You don’t need shiplap to get a Fixer Upper look anymore
Once upon a time, you couldn’t flip a home without installing horizontal white-washed boards across a wall. Thanks to the popularity of Fixer Upper and similar style trends, shiplap became synonymous with farm-chic.
But now that look is everywhere—and that means using it doesn’t make a space feel special anymore. The good news? You can achieve the same warmth, texture, and visual appeal without ever using a real board of shiplap.
Vertical lines work better than horizontal overload
One of the tell-tale clues of over-used shiplap is entire rooms full of horizontal boards. That repetition lowers ceilings visually and makes everything feel boxed in.
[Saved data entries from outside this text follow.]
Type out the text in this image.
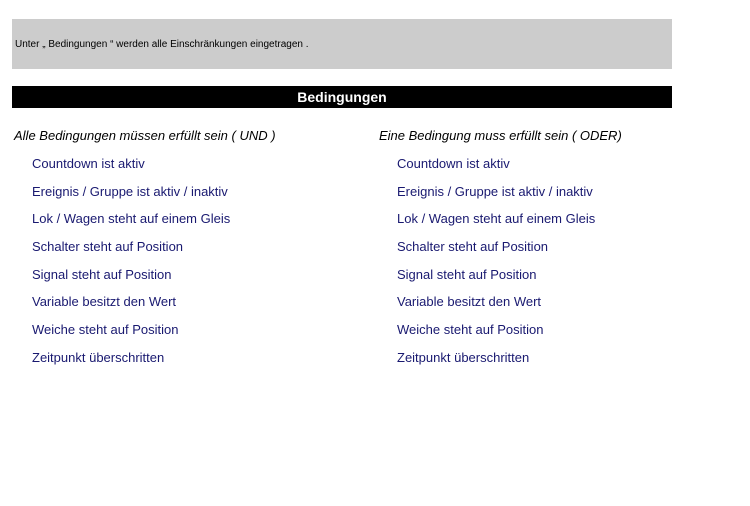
Unter „ Bedingungen “ werden alle Einschränkungen eingetragen .
Bedingungen
Alle Bedingungen müssen erfüllt sein ( UND )
Countdown ist aktiv
Ereignis / Gruppe ist aktiv / inaktiv
Lok / Wagen steht auf einem Gleis
Schalter steht auf Position
Signal steht auf Position
Variable besitzt den Wert
Weiche steht auf Position
Zeitpunkt überschritten
Eine Bedingung muss erfüllt sein ( ODER)
Countdown ist aktiv
Ereignis / Gruppe ist aktiv / inaktiv
Lok / Wagen steht auf einem Gleis
Schalter steht auf Position
Signal steht auf Position
Variable besitzt den Wert
Weiche steht auf Position
Zeitpunkt überschritten
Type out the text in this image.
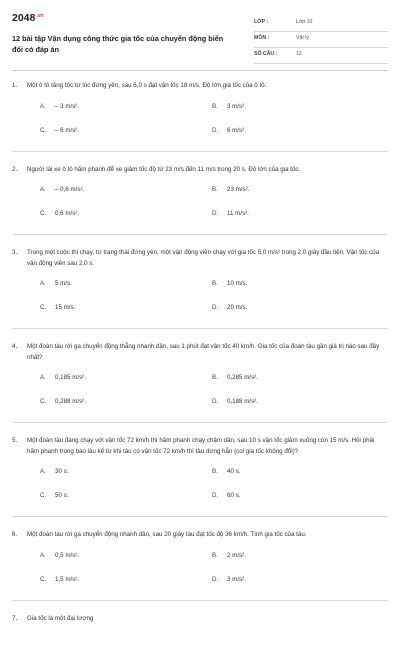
$2048^{.vn}$
12 bài tập Vận dụng công thức gia tốc của chuyển động biến đổi có đáp án
LỚP :	Lớp 10
MÔN :	Vật lý
SỐ CÂU :	12
1. Một ô tô tăng tốc từ lúc đứng yên, sau 6,0 s đạt vận tốc 18 m/s. Độ lớn gia tốc của ô tô.
A. – 3 m/s².	B. 3 m/s².
C. – 6 m/s².	D. 6 m/s².
2. Người lái xe ô tô hãm phanh để xe giảm tốc độ từ 23 m/s đến 11 m/s trong 20 s. Độ lớn của gia tốc.
A. – 0,6 m/s².	B. 23 m/s².
C. 0,6 m/s².	D. 11 m/s².
3. Trong một cuộc thi chạy, từ trạng thái đứng yên, một vận động viên chạy với gia tốc 5,0 m/s² trong 2,0 giây đầu tiên. Vận tốc của vận động viên sau 2,0 s.
A. 5 m/s.	B. 10 m/s.
C. 15 m/s.	D. 20 m/s.
4. Một đoàn tàu rời ga chuyển động thẳng nhanh dần, sau 1 phút đạt vận tốc 40 km/h. Gia tốc của đoàn tàu gần giá trị nào sau đây nhất?
A. 0,185 m/s².	B. 0,285 m/s².
C. 0,288 m/s².	D. 0,188 m/s².
5. Một đoàn tàu đang chạy với vận tốc 72 km/h thì hãm phanh chạy chậm dần, sau 10 s vận tốc giảm xuống còn 15 m/s. Hỏi phải hãm phanh trong bao lâu kể từ khi tàu có vận tốc 72 km/h thì tàu dừng hẳn (coi gia tốc không đổi)?
A. 30 s.	B. 40 s.
C. 50 s.	D. 60 s.
6. Một đoàn tàu rời ga chuyển động nhanh dần, sau 20 giây tàu đạt tốc độ 36 km/h. Tính gia tốc của tàu.
A. 0,5 m/s².	B. 2 m/s².
C. 1,5 m/s².	D. 3 m/s².
7. Gia tốc là một đại lượng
Instead, switching to vertical paneling or a tall board and batten treatment draws the eye upward. Your space feels taller, cleaner, and less styled for TV. Wall paneling isn’t just shiplap horizontal anymore.
Texture beats theming

The real appeal of shiplap was the subtle grooves, shadow lines, and added dimension—not the barn-yard vibe. New alternatives like reeded wall panels, board and batten, or nickel-gap boards give the same visual depth while feeling modern and refined.
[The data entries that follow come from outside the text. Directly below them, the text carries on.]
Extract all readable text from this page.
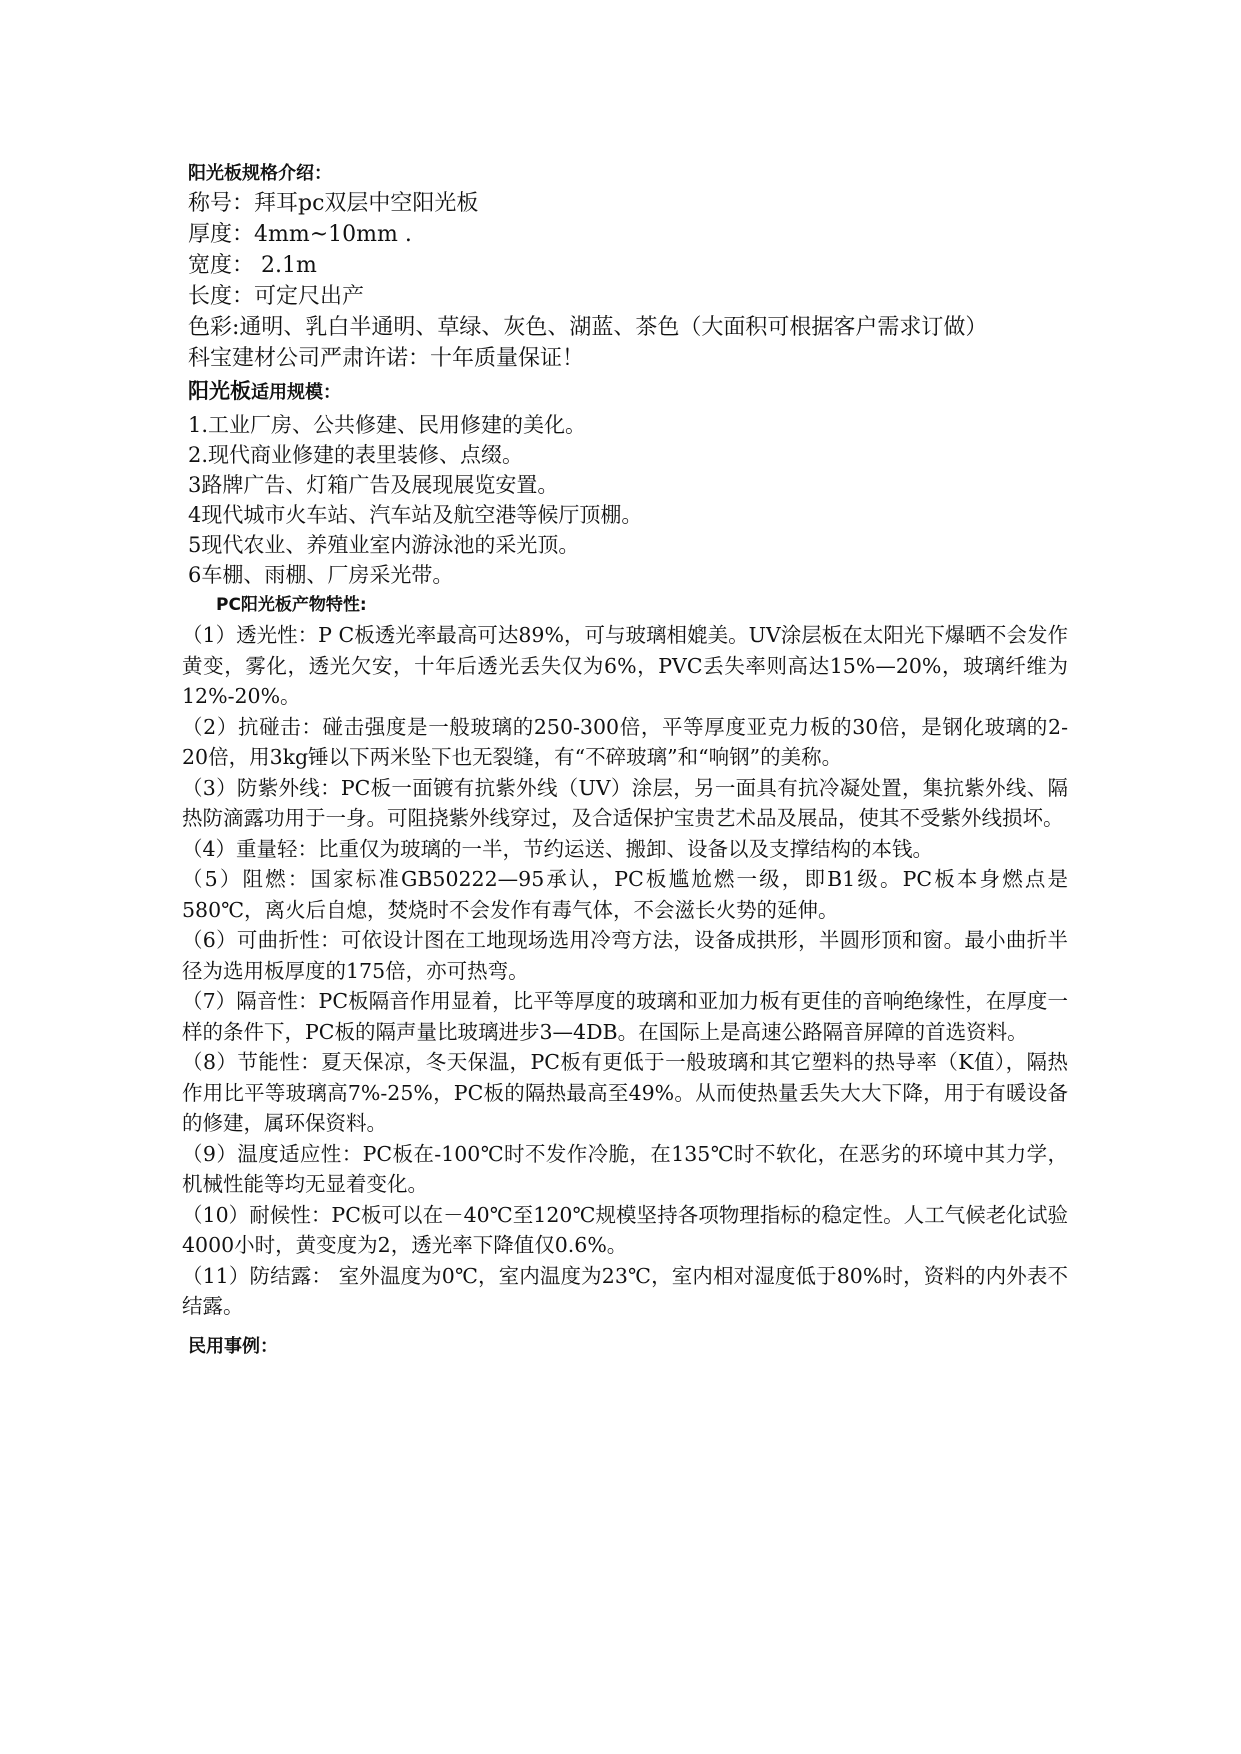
阳光板规格介绍：

称号：拜耳pc双层中空阳光板

厚度：4mm~10mm .

宽度： 2.1m

长度：可定尺出产

色彩:通明、乳白半通明、草绿、灰色、湖蓝、茶色（大面积可根据客户需求订做）

科宝建材公司严肃许诺：十年质量保证！

阳光板适用规模：

1.工业厂房、公共修建、民用修建的美化。

2.现代商业修建的表里装修、点缀。

3路牌广告、灯箱广告及展现展览安置。

4现代城市火车站、汽车站及航空港等候厅顶棚。

5现代农业、养殖业室内游泳池的采光顶。

6车棚、雨棚、厂房采光带。

PC阳光板产物特性:

（1）透光性：P C板透光率最高可达89%，可与玻璃相媲美。UV涂层板在太阳光下爆晒不会发作黄变，雾化，透光欠安，十年后透光丢失仅为6%，PVC丢失率则高达15%—20%，玻璃纤维为12%-20%。

（2）抗碰击：碰击强度是一般玻璃的250-300倍，平等厚度亚克力板的30倍，是钢化玻璃的2-20倍，用3kg锤以下两米坠下也无裂缝，有“不碎玻璃”和“响钢”的美称。

（3）防紫外线：PC板一面镀有抗紫外线（UV）涂层，另一面具有抗冷凝处置，集抗紫外线、隔热防滴露功用于一身。可阻挠紫外线穿过，及合适保护宝贵艺术品及展品，使其不受紫外线损坏。

（4）重量轻：比重仅为玻璃的一半，节约运送、搬卸、设备以及支撑结构的本钱。

（5）阻燃：国家标准GB50222—95承认，PC板尴尬燃一级，即B1级。PC板本身燃点是580℃，离火后自熄，焚烧时不会发作有毒气体，不会滋长火势的延伸。

（6）可曲折性：可依设计图在工地现场选用冷弯方法，设备成拱形，半圆形顶和窗。最小曲折半径为选用板厚度的175倍，亦可热弯。

（7）隔音性：PC板隔音作用显着，比平等厚度的玻璃和亚加力板有更佳的音响绝缘性，在厚度一样的条件下，PC板的隔声量比玻璃进步3—4DB。在国际上是高速公路隔音屏障的首选资料。

（8）节能性：夏天保凉，冬天保温，PC板有更低于一般玻璃和其它塑料的热导率（K值），隔热作用比平等玻璃高7%-25%，PC板的隔热最高至49%。从而使热量丢失大大下降，用于有暖设备的修建，属环保资料。

（9）温度适应性：PC板在-100℃时不发作冷脆，在135℃时不软化，在恶劣的环境中其力学，机械性能等均无显着变化。

（10）耐候性：PC板可以在－40℃至120℃规模坚持各项物理指标的稳定性。人工气候老化试验4000小时，黄变度为2，透光率下降值仅0.6%。

（11）防结露： 室外温度为0℃，室内温度为23℃，室内相对湿度低于80%时，资料的内外表不结露。

民用事例：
These options let the wall have character without shouting “farmhouse,” so your space reads as intentional—not trendy.
Materials that age better
Shiplap boards are wood—wood moves, cracks, collects dust in grooves. Many of today’s paneling options are engineered or pre-finished, which means fewer gaps, less dust, and better fit in modern homes.
Using materials that perform better means your space looks refinished even years down the road, without the “dated” stamp many shiplap rooms now carry.
Less extra = more elevated

The farmhouse trend overloaded walls with texture, brackets, beams, and more. When every wall is worked on, nothing stands out. What makes a home look expensive is restraint. Pick one accent wall with subtle texture—perhaps a lacquered finish with vertical panels—and let the rest rest.
The result: it feels custom, not replicated. According to recent design write-ups, overdoing paneling is losing favor for homes trying to age well.
How you can try it yourself
You don’t have to rip out walls to make this work. Try choosing a wall you’d like to highlight—above a buffet, behind a bed, or in the entryway. Install vertical panels like subway-planks, or use slim battens spaced evenly over painted drywall.
Stick to one color, texture or finish, and leave the other walls uncluttered. It’ll look like you hired someone to update the space—not like you followed a trend.
If you’re ready for a home that feels thoughtfully styled instead of show-house themed, skip the shiplap boards and go with a material that quietly signals quality. The kind of design that outlasts a TV show—and that’s the kind you’ll still appreciate in ten years.